Reflexões Planetárias

Thursday, November 01, 2007

Para uma história do (in)conforto em Portugal

Em meados do século XVIII, o aventureiro milanez Giuzeppe Gorani observava que em Lisboa ...”as habitações das pessoas de teres estavam melhor trastejadas e arranjadas com mais gosto do que as de Madrid. A disposição dos aposentos estava distribuída de maneira a evitar o calor. Mas, exactamente como em Espanha, não havia mais chaminés do que a da cozinha. No Inverno, um brazeiro e um bom capote substituíam os fogões de parede.”

No primeiro quartel do século XX , Fialho de Almeida, comentava na Vida Irónica: “Hontem, como o frio aperta deveras nas casas, fui-me ao acaso das pernas, dar uma volta pelos bairros afastados da cidade.”

Das nossas casas de então dizia Antero de Figueiredo nas suas Recordações e Viagens de 1905: “Sei o que lhes falta e é muito, pois os nossos avós eram insensíveis ao desconforto”, para ele uma “qualidade que não contribuiu pouco para serem rijos”

Estes três testemunhos ilustram uma relação frugal com o clima, uma atitude de adaptação, muitas vezes sofrida, sobretudo em relação ao frio que eu tive e ainda tenho oportunidade de conhecer e que Orlando Ribeiro enquadrou no contexto mediterrâneo:

“Suportável na rua e no campo, agradável ao sol abrigado, o Inverno é duro no interior das habitações, onde o frio se acumula e permanece: mal aquecidas por falta de lenha, mas também porque a raridade do frio intenso não torna indispensável esta defesa."
"Assim, enquanto o Inverno na Europa média convida a uma intimidade no interior, o frio vence-se aqui apanhando sol ou aquecendo por um rápido passeio a pé.”
Era o que fazia Fialho de Almeida!... E vem-me à mente uma outra solução económica: a de adaptar as nossas casas a um clima ameno, reservando um refúgio para os dias mais frios!

Esta relação frugal com o clima chegou até aos nossos dias.

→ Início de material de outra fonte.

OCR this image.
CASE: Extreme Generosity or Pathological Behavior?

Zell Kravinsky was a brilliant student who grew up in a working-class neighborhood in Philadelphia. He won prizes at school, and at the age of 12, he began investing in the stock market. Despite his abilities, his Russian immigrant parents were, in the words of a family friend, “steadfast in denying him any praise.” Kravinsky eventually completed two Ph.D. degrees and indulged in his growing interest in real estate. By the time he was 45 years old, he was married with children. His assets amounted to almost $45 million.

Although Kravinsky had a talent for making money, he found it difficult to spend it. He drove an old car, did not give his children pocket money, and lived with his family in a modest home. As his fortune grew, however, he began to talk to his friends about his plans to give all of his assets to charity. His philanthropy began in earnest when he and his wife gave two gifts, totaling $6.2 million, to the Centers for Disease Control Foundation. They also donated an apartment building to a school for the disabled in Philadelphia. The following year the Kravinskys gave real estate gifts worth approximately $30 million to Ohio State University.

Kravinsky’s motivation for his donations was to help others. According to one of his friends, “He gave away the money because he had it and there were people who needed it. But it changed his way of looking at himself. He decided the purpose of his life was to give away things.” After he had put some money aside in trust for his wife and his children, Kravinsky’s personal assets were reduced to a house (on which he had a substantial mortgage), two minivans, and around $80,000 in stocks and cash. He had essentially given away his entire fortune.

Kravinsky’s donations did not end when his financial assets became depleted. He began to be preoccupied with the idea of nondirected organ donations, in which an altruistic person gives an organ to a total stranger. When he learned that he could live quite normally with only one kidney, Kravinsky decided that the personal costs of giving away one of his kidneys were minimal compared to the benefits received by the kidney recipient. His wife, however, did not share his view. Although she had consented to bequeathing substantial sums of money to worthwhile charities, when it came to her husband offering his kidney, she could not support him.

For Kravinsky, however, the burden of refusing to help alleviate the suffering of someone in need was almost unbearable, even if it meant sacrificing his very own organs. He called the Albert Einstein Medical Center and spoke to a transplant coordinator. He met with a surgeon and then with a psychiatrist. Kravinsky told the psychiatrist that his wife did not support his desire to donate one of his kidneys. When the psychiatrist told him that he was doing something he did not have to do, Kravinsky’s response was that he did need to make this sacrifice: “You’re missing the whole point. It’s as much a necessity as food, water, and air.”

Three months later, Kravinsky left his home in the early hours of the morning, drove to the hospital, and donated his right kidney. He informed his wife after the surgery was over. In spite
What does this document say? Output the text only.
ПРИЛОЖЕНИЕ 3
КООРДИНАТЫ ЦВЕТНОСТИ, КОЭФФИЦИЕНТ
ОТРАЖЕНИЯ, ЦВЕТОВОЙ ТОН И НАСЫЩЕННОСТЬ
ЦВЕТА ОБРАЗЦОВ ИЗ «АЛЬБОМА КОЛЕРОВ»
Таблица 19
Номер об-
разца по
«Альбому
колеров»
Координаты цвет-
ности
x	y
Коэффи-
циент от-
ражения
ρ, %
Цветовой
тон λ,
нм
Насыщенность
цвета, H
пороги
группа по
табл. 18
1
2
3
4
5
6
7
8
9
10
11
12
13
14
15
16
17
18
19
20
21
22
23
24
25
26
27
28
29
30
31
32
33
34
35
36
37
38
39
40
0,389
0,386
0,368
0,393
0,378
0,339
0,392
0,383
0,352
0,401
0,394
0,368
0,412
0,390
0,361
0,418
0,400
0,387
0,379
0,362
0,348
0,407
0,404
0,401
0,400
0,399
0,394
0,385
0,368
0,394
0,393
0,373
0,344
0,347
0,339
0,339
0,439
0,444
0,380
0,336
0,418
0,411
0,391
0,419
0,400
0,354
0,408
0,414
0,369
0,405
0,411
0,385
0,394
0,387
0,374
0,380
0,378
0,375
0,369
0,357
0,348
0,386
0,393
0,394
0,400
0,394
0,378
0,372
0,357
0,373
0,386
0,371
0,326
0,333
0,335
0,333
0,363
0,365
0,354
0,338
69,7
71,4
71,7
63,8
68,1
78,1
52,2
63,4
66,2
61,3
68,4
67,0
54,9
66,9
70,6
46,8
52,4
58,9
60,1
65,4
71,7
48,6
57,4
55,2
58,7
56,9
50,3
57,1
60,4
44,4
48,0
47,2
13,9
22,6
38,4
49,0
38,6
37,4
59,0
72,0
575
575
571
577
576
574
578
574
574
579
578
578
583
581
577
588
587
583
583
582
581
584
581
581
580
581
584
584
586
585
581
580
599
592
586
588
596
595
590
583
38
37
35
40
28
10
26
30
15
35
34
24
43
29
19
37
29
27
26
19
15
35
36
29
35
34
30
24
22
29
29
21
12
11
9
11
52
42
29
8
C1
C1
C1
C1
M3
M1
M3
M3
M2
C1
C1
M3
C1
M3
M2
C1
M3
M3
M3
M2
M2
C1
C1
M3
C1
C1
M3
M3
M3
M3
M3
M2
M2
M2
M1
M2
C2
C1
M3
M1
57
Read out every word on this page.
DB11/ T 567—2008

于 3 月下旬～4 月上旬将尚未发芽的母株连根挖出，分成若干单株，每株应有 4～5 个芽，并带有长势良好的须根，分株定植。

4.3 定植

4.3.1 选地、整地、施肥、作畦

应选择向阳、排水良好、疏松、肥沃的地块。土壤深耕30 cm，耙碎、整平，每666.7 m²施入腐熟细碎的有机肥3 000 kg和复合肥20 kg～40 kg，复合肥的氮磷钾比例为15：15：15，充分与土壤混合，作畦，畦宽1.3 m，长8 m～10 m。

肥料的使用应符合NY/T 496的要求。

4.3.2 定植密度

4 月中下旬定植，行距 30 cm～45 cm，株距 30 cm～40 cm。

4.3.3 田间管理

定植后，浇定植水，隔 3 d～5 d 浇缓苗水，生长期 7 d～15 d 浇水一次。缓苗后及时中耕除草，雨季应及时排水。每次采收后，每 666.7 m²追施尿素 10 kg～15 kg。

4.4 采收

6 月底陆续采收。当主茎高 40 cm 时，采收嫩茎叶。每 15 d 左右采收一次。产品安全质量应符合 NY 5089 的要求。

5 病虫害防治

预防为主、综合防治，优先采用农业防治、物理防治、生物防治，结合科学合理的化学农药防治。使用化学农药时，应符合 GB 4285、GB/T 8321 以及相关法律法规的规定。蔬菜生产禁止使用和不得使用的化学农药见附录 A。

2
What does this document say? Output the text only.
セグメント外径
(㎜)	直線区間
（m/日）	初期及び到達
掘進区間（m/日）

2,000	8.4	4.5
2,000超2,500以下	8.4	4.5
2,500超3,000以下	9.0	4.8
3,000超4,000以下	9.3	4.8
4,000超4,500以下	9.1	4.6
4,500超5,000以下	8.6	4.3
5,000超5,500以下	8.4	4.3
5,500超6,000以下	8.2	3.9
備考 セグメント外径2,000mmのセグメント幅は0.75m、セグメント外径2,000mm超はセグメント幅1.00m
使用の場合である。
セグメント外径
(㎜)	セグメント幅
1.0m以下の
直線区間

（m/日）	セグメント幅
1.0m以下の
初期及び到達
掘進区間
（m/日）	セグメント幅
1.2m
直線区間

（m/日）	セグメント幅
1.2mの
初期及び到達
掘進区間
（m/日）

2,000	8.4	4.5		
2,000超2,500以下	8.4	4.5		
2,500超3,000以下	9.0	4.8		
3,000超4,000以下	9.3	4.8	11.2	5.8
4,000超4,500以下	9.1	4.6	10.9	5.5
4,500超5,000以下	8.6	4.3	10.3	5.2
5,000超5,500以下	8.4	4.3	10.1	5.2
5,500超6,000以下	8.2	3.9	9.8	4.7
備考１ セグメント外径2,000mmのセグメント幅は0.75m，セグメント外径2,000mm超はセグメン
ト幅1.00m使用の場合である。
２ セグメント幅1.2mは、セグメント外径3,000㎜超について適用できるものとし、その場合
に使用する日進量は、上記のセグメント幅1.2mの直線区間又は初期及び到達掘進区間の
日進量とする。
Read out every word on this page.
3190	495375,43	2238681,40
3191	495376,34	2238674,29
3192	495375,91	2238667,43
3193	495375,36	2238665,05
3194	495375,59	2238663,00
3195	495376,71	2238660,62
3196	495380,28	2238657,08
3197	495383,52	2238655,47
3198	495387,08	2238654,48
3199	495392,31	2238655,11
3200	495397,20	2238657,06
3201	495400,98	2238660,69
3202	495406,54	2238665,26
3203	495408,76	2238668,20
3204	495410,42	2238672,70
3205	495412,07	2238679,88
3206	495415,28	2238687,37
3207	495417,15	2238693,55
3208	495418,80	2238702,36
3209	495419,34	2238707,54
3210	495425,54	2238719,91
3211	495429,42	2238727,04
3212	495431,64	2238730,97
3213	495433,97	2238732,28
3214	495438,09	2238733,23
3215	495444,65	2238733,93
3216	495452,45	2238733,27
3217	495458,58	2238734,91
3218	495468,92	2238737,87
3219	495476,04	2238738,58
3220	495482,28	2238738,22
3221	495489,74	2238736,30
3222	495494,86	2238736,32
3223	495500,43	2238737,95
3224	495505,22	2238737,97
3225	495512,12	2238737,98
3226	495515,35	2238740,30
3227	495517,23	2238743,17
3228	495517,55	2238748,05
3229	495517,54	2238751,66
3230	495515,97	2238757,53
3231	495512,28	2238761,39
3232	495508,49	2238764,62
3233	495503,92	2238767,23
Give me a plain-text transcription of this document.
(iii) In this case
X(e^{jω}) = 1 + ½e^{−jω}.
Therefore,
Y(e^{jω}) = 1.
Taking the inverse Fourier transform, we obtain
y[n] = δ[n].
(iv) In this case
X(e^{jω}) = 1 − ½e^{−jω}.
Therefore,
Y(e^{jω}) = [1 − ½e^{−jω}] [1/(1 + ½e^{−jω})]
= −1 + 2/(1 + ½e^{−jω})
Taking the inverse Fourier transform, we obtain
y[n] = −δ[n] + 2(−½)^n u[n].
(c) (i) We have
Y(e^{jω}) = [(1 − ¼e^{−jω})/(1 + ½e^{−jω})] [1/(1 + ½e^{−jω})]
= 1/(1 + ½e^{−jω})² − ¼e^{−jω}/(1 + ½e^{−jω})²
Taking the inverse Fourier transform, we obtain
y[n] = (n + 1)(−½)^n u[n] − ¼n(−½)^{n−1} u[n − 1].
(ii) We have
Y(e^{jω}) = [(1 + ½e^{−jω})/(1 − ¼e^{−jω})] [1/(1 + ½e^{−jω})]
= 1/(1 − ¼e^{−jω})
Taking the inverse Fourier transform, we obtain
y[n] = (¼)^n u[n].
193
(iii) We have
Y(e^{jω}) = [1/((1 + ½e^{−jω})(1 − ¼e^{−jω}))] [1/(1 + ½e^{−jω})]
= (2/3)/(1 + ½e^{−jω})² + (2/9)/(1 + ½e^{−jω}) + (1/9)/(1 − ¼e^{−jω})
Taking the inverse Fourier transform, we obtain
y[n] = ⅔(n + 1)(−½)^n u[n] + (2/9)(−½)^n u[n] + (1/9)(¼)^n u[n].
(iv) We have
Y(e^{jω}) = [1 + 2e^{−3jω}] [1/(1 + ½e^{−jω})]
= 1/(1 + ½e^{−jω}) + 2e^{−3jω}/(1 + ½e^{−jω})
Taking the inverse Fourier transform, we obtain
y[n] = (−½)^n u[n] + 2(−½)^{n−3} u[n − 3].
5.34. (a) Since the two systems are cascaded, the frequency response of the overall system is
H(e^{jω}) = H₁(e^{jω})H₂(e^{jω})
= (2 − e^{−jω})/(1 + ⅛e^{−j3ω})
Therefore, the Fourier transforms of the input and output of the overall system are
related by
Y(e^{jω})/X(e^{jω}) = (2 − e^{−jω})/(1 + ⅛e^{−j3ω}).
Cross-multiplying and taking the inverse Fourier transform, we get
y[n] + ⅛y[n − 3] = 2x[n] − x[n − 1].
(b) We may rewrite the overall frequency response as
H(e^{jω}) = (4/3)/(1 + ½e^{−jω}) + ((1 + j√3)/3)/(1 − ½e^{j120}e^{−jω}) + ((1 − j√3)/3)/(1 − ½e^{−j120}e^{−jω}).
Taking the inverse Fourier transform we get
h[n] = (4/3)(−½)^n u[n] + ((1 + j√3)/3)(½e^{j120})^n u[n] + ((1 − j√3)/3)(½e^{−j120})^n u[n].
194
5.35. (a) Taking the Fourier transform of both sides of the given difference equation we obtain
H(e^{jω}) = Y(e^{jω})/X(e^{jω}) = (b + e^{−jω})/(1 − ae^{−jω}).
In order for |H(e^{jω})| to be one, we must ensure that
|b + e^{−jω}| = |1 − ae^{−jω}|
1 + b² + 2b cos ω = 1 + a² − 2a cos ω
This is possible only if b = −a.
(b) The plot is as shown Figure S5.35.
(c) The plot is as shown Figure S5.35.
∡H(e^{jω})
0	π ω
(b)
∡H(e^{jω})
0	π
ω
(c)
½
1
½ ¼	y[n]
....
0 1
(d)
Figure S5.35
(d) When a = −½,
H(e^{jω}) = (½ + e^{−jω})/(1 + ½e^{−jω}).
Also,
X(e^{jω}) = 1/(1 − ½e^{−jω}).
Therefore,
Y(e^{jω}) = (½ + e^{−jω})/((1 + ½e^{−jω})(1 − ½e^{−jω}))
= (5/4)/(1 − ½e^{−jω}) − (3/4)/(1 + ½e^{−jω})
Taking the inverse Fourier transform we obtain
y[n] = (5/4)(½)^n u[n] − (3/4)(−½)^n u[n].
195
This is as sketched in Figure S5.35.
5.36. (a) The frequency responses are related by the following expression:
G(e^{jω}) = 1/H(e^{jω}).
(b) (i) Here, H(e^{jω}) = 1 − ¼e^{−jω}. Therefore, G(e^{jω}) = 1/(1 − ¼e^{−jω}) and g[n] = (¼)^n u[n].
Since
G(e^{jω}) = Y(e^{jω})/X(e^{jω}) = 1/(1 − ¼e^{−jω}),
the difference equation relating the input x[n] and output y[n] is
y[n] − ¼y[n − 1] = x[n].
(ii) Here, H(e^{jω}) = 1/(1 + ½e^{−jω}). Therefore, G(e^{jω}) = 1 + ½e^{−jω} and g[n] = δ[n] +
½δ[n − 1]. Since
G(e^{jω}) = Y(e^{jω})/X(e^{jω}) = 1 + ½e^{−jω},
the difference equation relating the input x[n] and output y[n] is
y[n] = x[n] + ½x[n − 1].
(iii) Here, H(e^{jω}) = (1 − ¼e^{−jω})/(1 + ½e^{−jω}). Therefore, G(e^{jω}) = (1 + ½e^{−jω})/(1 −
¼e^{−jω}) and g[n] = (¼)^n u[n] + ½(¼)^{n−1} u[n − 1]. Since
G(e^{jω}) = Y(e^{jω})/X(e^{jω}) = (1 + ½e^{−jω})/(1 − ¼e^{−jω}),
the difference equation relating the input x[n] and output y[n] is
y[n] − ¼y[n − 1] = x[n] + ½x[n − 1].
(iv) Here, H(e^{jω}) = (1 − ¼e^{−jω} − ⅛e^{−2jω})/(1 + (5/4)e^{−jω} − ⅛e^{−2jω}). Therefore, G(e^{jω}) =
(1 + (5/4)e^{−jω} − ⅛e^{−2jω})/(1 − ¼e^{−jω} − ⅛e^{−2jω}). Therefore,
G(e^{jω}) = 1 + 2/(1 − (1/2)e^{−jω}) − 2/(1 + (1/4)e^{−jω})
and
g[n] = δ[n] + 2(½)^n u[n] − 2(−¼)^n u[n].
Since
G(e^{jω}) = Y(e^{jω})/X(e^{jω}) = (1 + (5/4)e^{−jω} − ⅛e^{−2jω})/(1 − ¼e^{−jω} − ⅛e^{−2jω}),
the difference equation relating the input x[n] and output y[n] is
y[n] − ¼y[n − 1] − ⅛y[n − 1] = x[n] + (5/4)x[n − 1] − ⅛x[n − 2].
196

José Nunes Curado, director do Newsletter do Confidencial Imobiliário observava no Diário de Notícias de 24.2.1966, algo que já constatei: "Tenho alguns amigos que vivem em países onde o clima é muito menos ameno do que o nosso e, quando visitam Portugal, queixam-se de sofrer aqui o frio que não sentem no Norte da Europa e no Canadá."
E concluía Curado:"Na realidade em Portugal investe-se muito mais na qualidade da casa ( entendida como sinónimo de nobreza e robustez dos materiais...) do que na funcionalidade do seu uso". Já o dizia Giuzeppe Gorani!

Em Nunes Curado nota-se já a penetração de outras exigências de conforto. A crescente pressão da “oferta” de aparelhos de aquecimento, ventilação e ar condicionado aliada ás condições de inconforto das nossas casas - porventura tradicionais quanto ao frio, mais recentes quanto ao calor – indicia e aviva uma mudança na mentalidade e nos hábitos, influenciada pelos ventos que vêm do Norte da Europa no sentido de uma relação de oposição ao clima, de viver contra o clima, na excessiva dependência das máquinas.

Mas se o tradicional inconforto nos enrijecia, segundo Antero, o conforto mecânico não nos vai amolecendo? Não favorece ele uma espécie de privação sensorial que nos priva da experiência multisensorial que, no meio da nossa frugalidade térmica enriquecia a vida quotidiana nas nossas casas, como “o cheiro fresco das maçãs camoesas a corarem nos frisos da sala de jantar” que Antero de Figueiredo tinha ainda no nariz?